Dois soldados se aproximaram dela.
- Vamos estuprar esta vaquinha antes que joguem seu corpo na fogueira!
- Vamos, hehehehe, tô sem nenhuma muié faz tempo!
Desamarraram Kim e assim que se viu solta usou as mãos para apertar com muita força o saco escrotal de cada um, que entre perplexos e doloridos nem puderam gritar. Caíram de joelhos, e Kim usou o próprio joelho para acertar o queixo de um enquanto desferia um violento soco no outro, pondo ambos fora de combate.

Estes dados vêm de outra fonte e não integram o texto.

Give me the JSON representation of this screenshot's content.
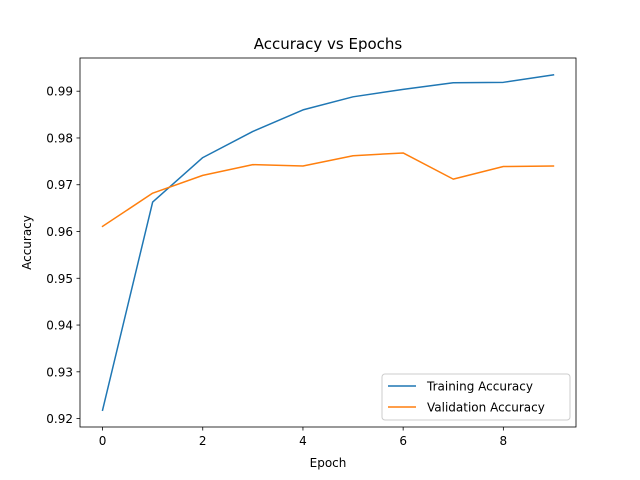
{
  "chart_data": {
    "type": "line",
    "title": "Accuracy vs Epochs",
    "xlabel": "Epoch",
    "ylabel": "Accuracy",
    "x": [
      0,
      1,
      2,
      3,
      4,
      5,
      6,
      7,
      8,
      9
    ],
    "xlim": [
      -0.45,
      9.45
    ],
    "ylim": [
      0.9182,
      0.9971
    ],
    "xticks": [
      0,
      2,
      4,
      6,
      8
    ],
    "yticks": [
      0.92,
      0.93,
      0.94,
      0.95,
      0.96,
      0.97,
      0.98,
      0.99
    ],
    "ytick_labels": [
      "0.92",
      "0.93",
      "0.94",
      "0.95",
      "0.96",
      "0.97",
      "0.98",
      "0.99"
    ],
    "grid": false,
    "legend_position": "lower-right",
    "series": [
      {
        "name": "Training Accuracy",
        "color": "#1f77b4",
        "values": [
          0.9218,
          0.9663,
          0.9758,
          0.9814,
          0.986,
          0.9888,
          0.9904,
          0.9918,
          0.9919,
          0.9935
        ]
      },
      {
        "name": "Validation Accuracy",
        "color": "#ff7f0e",
        "values": [
          0.9611,
          0.9682,
          0.972,
          0.9743,
          0.974,
          0.9762,
          0.9768,
          0.9712,
          0.9739,
          0.974
        ]
      }
    ]
  }
}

Arrumou suas roupas, tomou as armas dos soldados e, sabendo que não havia mais nenhum aliado seu vivo naquela praia amaldiçoada, deu uma última olhada em seu antigo corpo de lemântico jogado na areia, em meio à uma poça de sangue roxo, e fugiu por entre as casas que nos últimos anos ajudara a reconstruir.

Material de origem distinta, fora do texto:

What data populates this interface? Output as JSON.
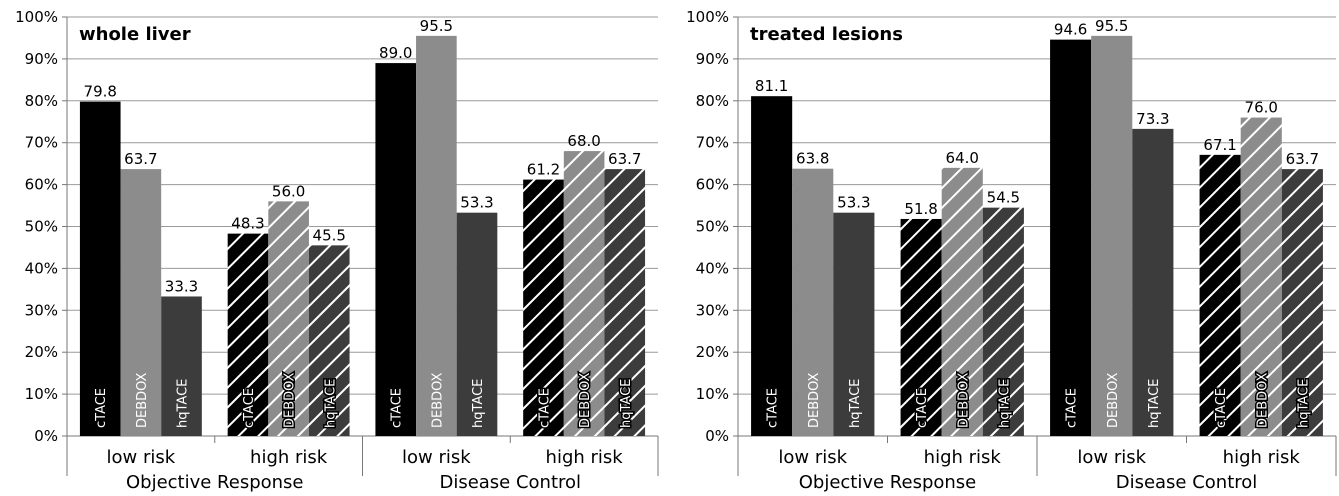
{
  "chart_data": [
    {
      "type": "bar",
      "title": "whole liver",
      "ylim": [
        0,
        100
      ],
      "y_ticks": [
        "0%",
        "10%",
        "20%",
        "30%",
        "40%",
        "50%",
        "60%",
        "70%",
        "80%",
        "90%",
        "100%"
      ],
      "series_labels": [
        "cTACE",
        "DEBDOX",
        "hqTACE"
      ],
      "groups": [
        {
          "category": "low risk",
          "outcome": "Objective Response",
          "pattern": "solid",
          "values": [
            79.8,
            63.7,
            33.3
          ],
          "labels": [
            "79.8",
            "63.7",
            "33.3"
          ]
        },
        {
          "category": "high risk",
          "outcome": "Objective Response",
          "pattern": "hatched",
          "values": [
            48.3,
            56.0,
            45.5
          ],
          "labels": [
            "48.3",
            "56.0",
            "45.5"
          ]
        },
        {
          "category": "low risk",
          "outcome": "Disease Control",
          "pattern": "solid",
          "values": [
            89.0,
            95.5,
            53.3
          ],
          "labels": [
            "89.0",
            "95.5",
            "53.3"
          ]
        },
        {
          "category": "high risk",
          "outcome": "Disease Control",
          "pattern": "hatched",
          "values": [
            61.2,
            68.0,
            63.7
          ],
          "labels": [
            "61.2",
            "68.0",
            "63.7"
          ]
        }
      ],
      "outcome_labels": [
        "Objective Response",
        "Disease Control"
      ],
      "colors": [
        "#000000",
        "#8c8c8c",
        "#3c3c3c"
      ],
      "grid": true
    },
    {
      "type": "bar",
      "title": "treated lesions",
      "ylim": [
        0,
        100
      ],
      "y_ticks": [
        "0%",
        "10%",
        "20%",
        "30%",
        "40%",
        "50%",
        "60%",
        "70%",
        "80%",
        "90%",
        "100%"
      ],
      "series_labels": [
        "cTACE",
        "DEBDOX",
        "hqTACE"
      ],
      "groups": [
        {
          "category": "low risk",
          "outcome": "Objective Response",
          "pattern": "solid",
          "values": [
            81.1,
            63.8,
            53.3
          ],
          "labels": [
            "81.1",
            "63.8",
            "53.3"
          ]
        },
        {
          "category": "high risk",
          "outcome": "Objective Response",
          "pattern": "hatched",
          "values": [
            51.8,
            64.0,
            54.5
          ],
          "labels": [
            "51.8",
            "64.0",
            "54.5"
          ]
        },
        {
          "category": "low risk",
          "outcome": "Disease Control",
          "pattern": "solid",
          "values": [
            94.6,
            95.5,
            73.3
          ],
          "labels": [
            "94.6",
            "95.5",
            "73.3"
          ]
        },
        {
          "category": "high risk",
          "outcome": "Disease Control",
          "pattern": "hatched",
          "values": [
            67.1,
            76.0,
            63.7
          ],
          "labels": [
            "67.1",
            "76.0",
            "63.7"
          ]
        }
      ],
      "outcome_labels": [
        "Objective Response",
        "Disease Control"
      ],
      "colors": [
        "#000000",
        "#8c8c8c",
        "#3c3c3c"
      ],
      "grid": true
    }
  ]
}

Logo a população a acolheu. Olhando o movimento de tropas pela janela de uma casa no alto de um morro, Atron sentia-se estranho como uma mulher tarrentiana. A joelhada e o soco que dera nos soldados, que antes sendo lemântico não o faria sentir nem cócegas, agora provocava inchaço, roxidão e dores fortes.

Todavia agora era Kim Kay-War. E ainda assim continuava sendo Atron K-Rosam’vev. Iria se vingar de todos, ia libertar aquele povo oprimido e depois... Depois tentaria se lembrar quem fora Martogh. Onde ficava Tarínia, o lugar que recebera aquele estranho dom de mudar de corpo – pois suas memórias danificadas confundiram Tirênia com Tarínia – e quem fora Zonos, afinal. Tinha perdido boa parte das lembranças de sua vida anterior, Contudo, naquele momento, nada mais importava, pois perdera sua esposa e tinha um mundo inteiro para salvar.